Bien sûr, il n'y avait pas de malentendu de la part des autres. J'ai entendu dire que je "gémissais", "que je paressais" - assez agréable, surtout si cela se produit dans la période de frustration aiguë. À un moment donné, j'ai décidé de ne plus rien dire à personne, d'autant plus que les gens, lorsqu'ils communiquaient avec moi, étaient toujours surpris de ma dépression. Les manifestations de dépersonnalisation-déréalisation ne sont généralement remarquées par personne. Je suis bien capable de dissimuler mes problèmes et même dans une telle situation, j'essaie de me comporter le plus «naturellement» possible: ne pas me laisser en public, essayer de montrer avec des gestes que je suis intéressé, de représenter des émotions. Il est regrettable qu’à l’heure actuelle en russe aucun livre ne soit consacré à la dépersonnalisation et à la déréalisation, ce qui pourrait aider à la fois ceux qui se sont présentés et ceux qui entourent une telle personne. Mais j’ai essayé d’étudier un certain nombre de documents de langue anglaise - par exemple, «Surmonter le trouble de la dépersonnalisation: un guide de pleine conscience et d’acceptation sur la façon de provoquer engourdissement et irréalité» et «Feeling Unreal».

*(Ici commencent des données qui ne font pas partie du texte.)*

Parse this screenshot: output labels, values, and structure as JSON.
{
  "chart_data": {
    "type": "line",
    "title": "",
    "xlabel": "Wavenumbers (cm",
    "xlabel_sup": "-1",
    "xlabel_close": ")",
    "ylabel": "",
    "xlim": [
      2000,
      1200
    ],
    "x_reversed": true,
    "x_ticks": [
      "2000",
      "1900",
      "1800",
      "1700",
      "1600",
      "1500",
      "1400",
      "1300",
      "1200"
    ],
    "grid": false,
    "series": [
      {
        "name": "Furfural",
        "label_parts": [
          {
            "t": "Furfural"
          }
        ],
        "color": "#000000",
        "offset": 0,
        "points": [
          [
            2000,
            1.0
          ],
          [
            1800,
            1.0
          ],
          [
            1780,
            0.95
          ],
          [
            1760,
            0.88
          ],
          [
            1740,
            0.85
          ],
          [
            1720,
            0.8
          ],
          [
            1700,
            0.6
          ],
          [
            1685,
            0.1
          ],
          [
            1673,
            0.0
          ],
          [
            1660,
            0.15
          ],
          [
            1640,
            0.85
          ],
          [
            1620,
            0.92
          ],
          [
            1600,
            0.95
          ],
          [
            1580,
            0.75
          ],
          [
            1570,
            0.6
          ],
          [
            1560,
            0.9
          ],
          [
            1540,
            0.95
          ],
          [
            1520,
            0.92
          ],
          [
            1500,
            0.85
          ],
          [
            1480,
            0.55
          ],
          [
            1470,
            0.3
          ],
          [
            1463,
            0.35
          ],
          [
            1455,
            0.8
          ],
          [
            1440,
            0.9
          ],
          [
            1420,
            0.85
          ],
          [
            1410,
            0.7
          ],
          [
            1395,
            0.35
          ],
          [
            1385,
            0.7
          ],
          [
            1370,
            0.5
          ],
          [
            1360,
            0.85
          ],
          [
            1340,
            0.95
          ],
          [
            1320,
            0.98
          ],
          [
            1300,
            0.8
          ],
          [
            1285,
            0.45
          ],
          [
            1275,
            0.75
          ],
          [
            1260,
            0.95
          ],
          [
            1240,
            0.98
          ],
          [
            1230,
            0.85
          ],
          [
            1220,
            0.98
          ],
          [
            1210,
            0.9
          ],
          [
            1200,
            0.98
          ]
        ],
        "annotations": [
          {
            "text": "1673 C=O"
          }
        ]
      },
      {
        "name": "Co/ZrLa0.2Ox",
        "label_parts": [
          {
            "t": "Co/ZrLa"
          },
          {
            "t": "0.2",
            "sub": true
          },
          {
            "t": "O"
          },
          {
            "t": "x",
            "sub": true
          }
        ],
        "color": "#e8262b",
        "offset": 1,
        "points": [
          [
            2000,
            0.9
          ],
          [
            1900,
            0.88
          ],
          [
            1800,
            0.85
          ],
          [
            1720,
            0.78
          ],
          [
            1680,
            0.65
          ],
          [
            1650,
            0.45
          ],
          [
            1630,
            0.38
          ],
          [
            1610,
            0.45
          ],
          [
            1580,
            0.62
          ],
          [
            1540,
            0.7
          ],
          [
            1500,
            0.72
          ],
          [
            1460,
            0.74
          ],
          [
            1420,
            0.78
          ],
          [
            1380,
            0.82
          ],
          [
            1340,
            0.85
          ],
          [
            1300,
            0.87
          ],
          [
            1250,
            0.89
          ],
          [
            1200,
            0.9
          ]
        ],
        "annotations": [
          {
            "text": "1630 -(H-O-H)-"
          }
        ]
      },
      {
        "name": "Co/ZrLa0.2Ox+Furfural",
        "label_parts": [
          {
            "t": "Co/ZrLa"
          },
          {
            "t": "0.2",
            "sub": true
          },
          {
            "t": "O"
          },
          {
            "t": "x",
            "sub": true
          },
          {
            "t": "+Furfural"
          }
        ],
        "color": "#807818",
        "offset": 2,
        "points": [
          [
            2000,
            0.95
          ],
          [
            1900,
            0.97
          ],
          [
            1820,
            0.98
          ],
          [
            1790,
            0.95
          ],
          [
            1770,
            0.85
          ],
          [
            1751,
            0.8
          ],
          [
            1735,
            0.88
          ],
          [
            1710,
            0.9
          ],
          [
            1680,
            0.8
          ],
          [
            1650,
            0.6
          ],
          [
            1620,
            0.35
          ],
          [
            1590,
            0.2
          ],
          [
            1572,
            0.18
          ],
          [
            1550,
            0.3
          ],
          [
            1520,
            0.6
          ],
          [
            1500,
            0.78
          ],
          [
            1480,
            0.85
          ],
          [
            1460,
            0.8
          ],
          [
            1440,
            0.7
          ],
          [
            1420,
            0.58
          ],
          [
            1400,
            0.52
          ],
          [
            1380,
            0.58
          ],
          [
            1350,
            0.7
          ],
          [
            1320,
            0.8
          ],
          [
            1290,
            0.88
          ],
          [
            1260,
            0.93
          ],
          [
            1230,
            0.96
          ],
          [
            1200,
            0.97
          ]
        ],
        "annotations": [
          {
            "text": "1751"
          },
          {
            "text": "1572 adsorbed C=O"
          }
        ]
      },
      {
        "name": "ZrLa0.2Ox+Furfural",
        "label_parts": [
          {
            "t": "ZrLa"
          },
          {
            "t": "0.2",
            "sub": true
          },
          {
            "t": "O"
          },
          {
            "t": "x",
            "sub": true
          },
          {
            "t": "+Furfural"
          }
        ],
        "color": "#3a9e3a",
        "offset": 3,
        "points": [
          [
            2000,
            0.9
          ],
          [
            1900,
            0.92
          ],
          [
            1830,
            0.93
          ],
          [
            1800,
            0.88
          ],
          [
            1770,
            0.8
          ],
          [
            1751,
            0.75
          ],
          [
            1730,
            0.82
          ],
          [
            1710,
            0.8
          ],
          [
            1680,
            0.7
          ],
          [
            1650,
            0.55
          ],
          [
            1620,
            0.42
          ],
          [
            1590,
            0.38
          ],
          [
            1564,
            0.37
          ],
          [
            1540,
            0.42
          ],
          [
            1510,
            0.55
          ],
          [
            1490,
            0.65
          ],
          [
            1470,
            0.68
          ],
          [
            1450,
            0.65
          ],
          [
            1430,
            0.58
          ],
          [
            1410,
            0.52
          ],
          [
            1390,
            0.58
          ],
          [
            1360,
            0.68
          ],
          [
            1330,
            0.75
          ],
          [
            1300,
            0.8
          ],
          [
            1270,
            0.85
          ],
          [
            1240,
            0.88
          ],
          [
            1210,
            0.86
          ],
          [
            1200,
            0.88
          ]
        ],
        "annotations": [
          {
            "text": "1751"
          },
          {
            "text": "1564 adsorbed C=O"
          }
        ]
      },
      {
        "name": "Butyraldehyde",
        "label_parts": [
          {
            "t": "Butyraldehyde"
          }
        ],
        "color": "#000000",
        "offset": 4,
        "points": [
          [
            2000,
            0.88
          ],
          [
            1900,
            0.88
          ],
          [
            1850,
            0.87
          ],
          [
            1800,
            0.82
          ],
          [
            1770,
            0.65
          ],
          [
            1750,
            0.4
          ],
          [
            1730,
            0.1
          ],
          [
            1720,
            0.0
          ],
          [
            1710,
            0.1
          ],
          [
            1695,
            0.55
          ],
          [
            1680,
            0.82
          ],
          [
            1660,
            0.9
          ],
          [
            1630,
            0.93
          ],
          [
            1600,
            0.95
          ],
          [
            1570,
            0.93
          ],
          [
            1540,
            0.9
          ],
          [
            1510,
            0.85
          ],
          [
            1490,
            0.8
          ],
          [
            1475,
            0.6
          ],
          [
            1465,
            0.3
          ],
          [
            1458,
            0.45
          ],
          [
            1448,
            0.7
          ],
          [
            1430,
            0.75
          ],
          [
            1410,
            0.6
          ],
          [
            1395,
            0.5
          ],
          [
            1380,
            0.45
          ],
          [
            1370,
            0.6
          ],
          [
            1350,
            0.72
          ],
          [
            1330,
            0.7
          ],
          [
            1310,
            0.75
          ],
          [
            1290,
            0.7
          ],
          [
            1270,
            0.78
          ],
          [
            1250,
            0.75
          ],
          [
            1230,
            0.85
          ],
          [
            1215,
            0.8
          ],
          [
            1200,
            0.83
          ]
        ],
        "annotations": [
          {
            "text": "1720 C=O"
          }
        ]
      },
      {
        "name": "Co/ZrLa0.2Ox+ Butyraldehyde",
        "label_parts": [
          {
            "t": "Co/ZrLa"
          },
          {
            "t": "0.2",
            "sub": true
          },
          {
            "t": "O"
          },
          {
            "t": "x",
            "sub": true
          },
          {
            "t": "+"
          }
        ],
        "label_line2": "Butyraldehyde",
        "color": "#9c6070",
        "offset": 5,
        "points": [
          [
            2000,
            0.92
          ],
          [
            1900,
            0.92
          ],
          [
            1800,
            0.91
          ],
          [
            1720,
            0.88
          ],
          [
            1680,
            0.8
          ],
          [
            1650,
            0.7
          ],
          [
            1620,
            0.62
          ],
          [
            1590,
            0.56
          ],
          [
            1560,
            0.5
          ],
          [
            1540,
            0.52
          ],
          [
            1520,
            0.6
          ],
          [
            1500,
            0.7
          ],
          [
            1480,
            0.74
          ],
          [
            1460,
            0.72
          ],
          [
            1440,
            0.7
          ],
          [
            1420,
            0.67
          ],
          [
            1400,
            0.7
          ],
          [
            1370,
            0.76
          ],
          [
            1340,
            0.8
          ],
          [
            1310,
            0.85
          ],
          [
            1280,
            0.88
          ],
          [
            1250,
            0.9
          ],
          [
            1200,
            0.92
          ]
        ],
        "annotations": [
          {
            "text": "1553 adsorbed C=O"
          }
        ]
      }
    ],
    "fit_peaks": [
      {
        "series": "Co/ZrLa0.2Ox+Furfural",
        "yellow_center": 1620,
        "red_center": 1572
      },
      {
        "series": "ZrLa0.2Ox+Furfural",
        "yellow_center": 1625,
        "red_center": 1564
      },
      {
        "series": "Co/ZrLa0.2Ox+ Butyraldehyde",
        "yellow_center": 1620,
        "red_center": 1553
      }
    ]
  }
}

Des difficultés sont apparues lorsque les relations sont apparues. Avec le syndrome de dépersonnalisation-déréalisation, il est difficile de ressentir de la sympathie, de l'amour, de ressentir de l'empathie - les sentiments semblent être bloqués. Par conséquent, j'ai construit des relations rationnelles: j'ai analysé le fait que j'aime une personne, qu'il fait les bonnes choses, etc. Pendant environ six mois, je n'ai pas parlé de mon problème à mon partenaire, mais j'ai compris que ce n'était pas juste: l'homme a des sentiments pour moi et, malgré tout mon désir, je ne peux pas les tester pour lui en ce moment. Lorsque nous avons parlé, j'ai rencontré compréhension et soutien, ce pour quoi, bien entendu, je suis reconnaissant, même si nous ne sommes pas ensemble depuis longtemps.
Dans d'autres villes de Russie, les personnes confrontées à la dépersonnalisation et à la déréalisation ne comprennent souvent pas qu'on pense qu'elles deviennent folles avec elles, ce qui provoque encore plus de stress. En Europe et aux États-Unis, les médecins connaissent ce syndrome depuis longtemps et aident à se réhabiliter eux-mêmes en peu de temps. En Russie, rares sont ceux qui sont en mesure de poser un diagnostic correct et, de plus, les gens n'ont souvent pas les moyens de payer un traitement - ils ont besoin de médicaments et d'une psychothérapie. Le coût d'un seul antidépresseur par semaine commence généralement par un millier de roubles.
Maintenant, j'ai toujours les symptômes de dépersonnalisation et de déréalisation - ils s'en vont, mais lentement; Je prévois de poursuivre le traitement. Je comprends que cela peut prendre cinq ans, et dix ans et plus, mais je sais que cela peut être guéri. Je compte poursuivre mes études: je souhaite obtenir mon diplôme de HSE et aller étudier à l'étranger - j'essaie de me fixer des objectifs ambitieux.